Brasília – “Os governantes devem evitar tomar medidas pontuais por conta de eventos momentâneos. A questão da segurança pública deve ser tratada em toda a sua amplitude, não só com medidas repressivas, mas com ações sociais integradas e amplas na área da saúde, geração de emprego e educação”. Com essa afirmação, o presidente da Seccional da Ordem dos Advogados do Brasil (OAB), Wadih Damous, comentou a declaração do governador do Rio de Janeiro, Sérgio Cabral Filho, de que admite adotar como medida de emergência contra os assaltos e crimes a proibição do transporte de caronas nas garupas das motos que circulam no Estado.

Damous fez várias considerações à idéia do governador do Rio. Em sua opinião, a medida atingiria em cheio a sociedade, uma vez que a moto, em uma cidade como o Rio de Janeiro, com trânsito ruim e de longas distâncias, tem caráter de inclusão social. “Milhares de pessoas e pequenos trabalhadores autônomos se valem da moto e, normalmente, andam com o auxiliar na garupa. Proibir o uso da garupa significaria inviabilizar os pequenos negócios de muitos trabalhadores”.

O presidente da OAB fluminense questiona a própria legalidade da medida, uma vez que a pretensão ventilada pelo governador é de fazê-lo mediante decreto. “Não me parece juridicamente possível fazê-lo por essa via porque questões de trânsito dizem respeito à competência da União Federal. Haveria uma inconstitucionalidade formal se o Estado do Rio de Janeiro decidisse legislar sobre essa matéria”.

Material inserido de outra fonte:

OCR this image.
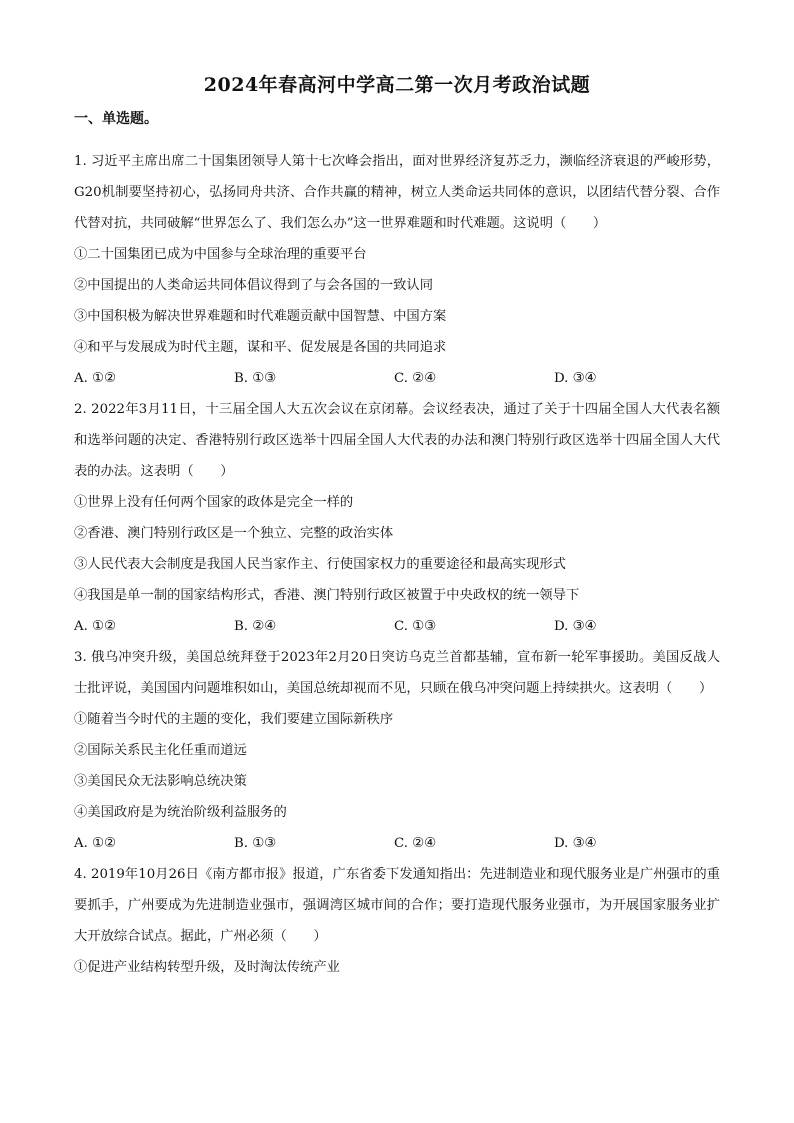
2024年春高河中学高二第一次月考政治试题
一、单选题。

1. 习近平主席出席二十国集团领导人第十七次峰会指出，面对世界经济复苏乏力，濒临经济衰退的严峻形势，G20机制要坚持初心，弘扬同舟共济、合作共赢的精神，树立人类命运共同体的意识，以团结代替分裂、合作代替对抗，共同破解“世界怎么了、我们怎么办”这一世界难题和时代难题。这说明（　　）

①二十国集团已成为中国参与全球治理的重要平台

②中国提出的人类命运共同体倡议得到了与会各国的一致认同

③中国积极为解决世界难题和时代难题贡献中国智慧、中国方案

④和平与发展成为时代主题，谋和平、促发展是各国的共同追求

A. ①②	B. ①③	C. ②④	D. ③④

2. 2022年3月11日，十三届全国人大五次会议在京闭幕。会议经表决，通过了关于十四届全国人大代表名额和选举问题的决定、香港特别行政区选举十四届全国人大代表的办法和澳门特别行政区选举十四届全国人大代表的办法。这表明（　　）

①世界上没有任何两个国家的政体是完全一样的

②香港、澳门特别行政区是一个独立、完整的政治实体

③人民代表大会制度是我国人民当家作主、行使国家权力的重要途径和最高实现形式

④我国是单一制的国家结构形式，香港、澳门特别行政区被置于中央政权的统一领导下

A. ①②	B. ②④	C. ①③	D. ③④

3. 俄乌冲突升级，美国总统拜登于2023年2月20日突访乌克兰首都基辅，宣布新一轮军事援助。美国反战人士批评说，美国国内问题堆积如山，美国总统却视而不见，只顾在俄乌冲突问题上持续拱火。这表明（　　）

①随着当今时代的主题的变化，我们要建立国际新秩序

②国际关系民主化任重而道远

③美国民众无法影响总统决策

④美国政府是为统治阶级利益服务的

A. ①②	B. ①③	C. ②④	D. ③④

4. 2019年10月26日《南方都市报》报道，广东省委下发通知指出：先进制造业和现代服务业是广州强市的重要抓手，广州要成为先进制造业强市，强调湾区城市间的合作；要打造现代服务业强市，为开展国家服务业扩大开放综合试点。据此，广州必须（　　）

①促进产业结构转型升级，及时淘汰传统产业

A inconstitucionalidade da medida sob o ponto de vista material também foi levantada por Wadih Damous. Para ele, impedir o uso da garupa de uma moto que acabou de ser comprada pelo consumidor seria o mesmo que “um confisco”. “Quem compra uma moto, o faz já pensando em utilizar a garupa. Se posteriormente à compra vem uma medida legislativa proibindo o uso da garupa, há uma restrição ao direito de propriedade, o que me parece de duvidosa constitucionalidade”, explica.